An executive with accounting firm CBIZ played a substantial role in the new tax structure. Jerome Gienger, an accounting, tax and advisory services director for the company, was the one to convince officials with the Colorado Department of Revenue to revise the books.

Until now, if a partnership invested in an enterprise zone, all the partners were only allowed to divide a single $50,000 or $100,000 tax credit between them.Gienger, however, thought each partner should be eligible for up to a $50,000 or $100,000 tax credit. A tax credit is a dollar-for-dollar write-off, and therefore more valuable.
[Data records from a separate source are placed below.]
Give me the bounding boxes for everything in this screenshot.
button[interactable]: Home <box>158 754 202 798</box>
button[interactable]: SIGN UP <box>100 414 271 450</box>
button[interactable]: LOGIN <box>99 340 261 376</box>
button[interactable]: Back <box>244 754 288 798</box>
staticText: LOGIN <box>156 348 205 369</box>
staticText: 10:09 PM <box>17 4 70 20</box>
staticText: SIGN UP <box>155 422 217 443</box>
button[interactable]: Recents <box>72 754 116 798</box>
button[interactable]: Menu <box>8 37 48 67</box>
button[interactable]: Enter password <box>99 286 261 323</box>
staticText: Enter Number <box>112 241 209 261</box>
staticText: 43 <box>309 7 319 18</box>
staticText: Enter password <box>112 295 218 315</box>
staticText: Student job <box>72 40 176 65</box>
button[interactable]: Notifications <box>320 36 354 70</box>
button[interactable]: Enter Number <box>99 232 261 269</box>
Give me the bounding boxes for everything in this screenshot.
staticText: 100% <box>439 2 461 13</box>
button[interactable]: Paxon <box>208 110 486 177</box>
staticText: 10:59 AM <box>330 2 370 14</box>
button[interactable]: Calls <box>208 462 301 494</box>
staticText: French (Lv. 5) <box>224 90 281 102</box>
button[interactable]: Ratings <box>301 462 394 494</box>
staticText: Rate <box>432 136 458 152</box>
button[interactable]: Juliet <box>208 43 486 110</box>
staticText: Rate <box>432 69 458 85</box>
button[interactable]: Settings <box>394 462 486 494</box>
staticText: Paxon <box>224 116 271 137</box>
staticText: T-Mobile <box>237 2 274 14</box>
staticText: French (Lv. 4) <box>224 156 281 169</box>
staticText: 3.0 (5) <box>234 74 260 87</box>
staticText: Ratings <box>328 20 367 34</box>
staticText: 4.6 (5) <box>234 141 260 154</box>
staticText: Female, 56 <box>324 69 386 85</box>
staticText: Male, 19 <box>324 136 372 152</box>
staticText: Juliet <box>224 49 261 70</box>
"One of my clients was involved in an enterprise zone development project," Gienger says. "Their investment qualified them for close to $1 million in credit. Under the old way of computing the credit, the partners would have divided a $50,000 credit among themselves. Under the new computation, they each qualify for up to $50,000 in tax credit, depending on their level of ownership. Now, a 10% partner gets a $50,000 credit instead of a $5,000 credit, and a smaller partner gets a $15,000 tax credit instead of a $1,000 credit."

Gienger worked with the Colorado Enterprise Zone, Jefferson County Enterprise Zone, and Colorado Department of Revenue to implement the changes. Gienger believes that the change in how tax credits are applied may entice investors to develop property in enterprise zones.

"When potential investors see the additional tax credits that are now available, it may pique their interest in investing in enterprise zones area where they might not have considered them in the past," Gienger says. "I think it will open investors' eyes to the possibilities of credits they could receive from an investment standpoint. When you look at rates of return, it's an additional positive."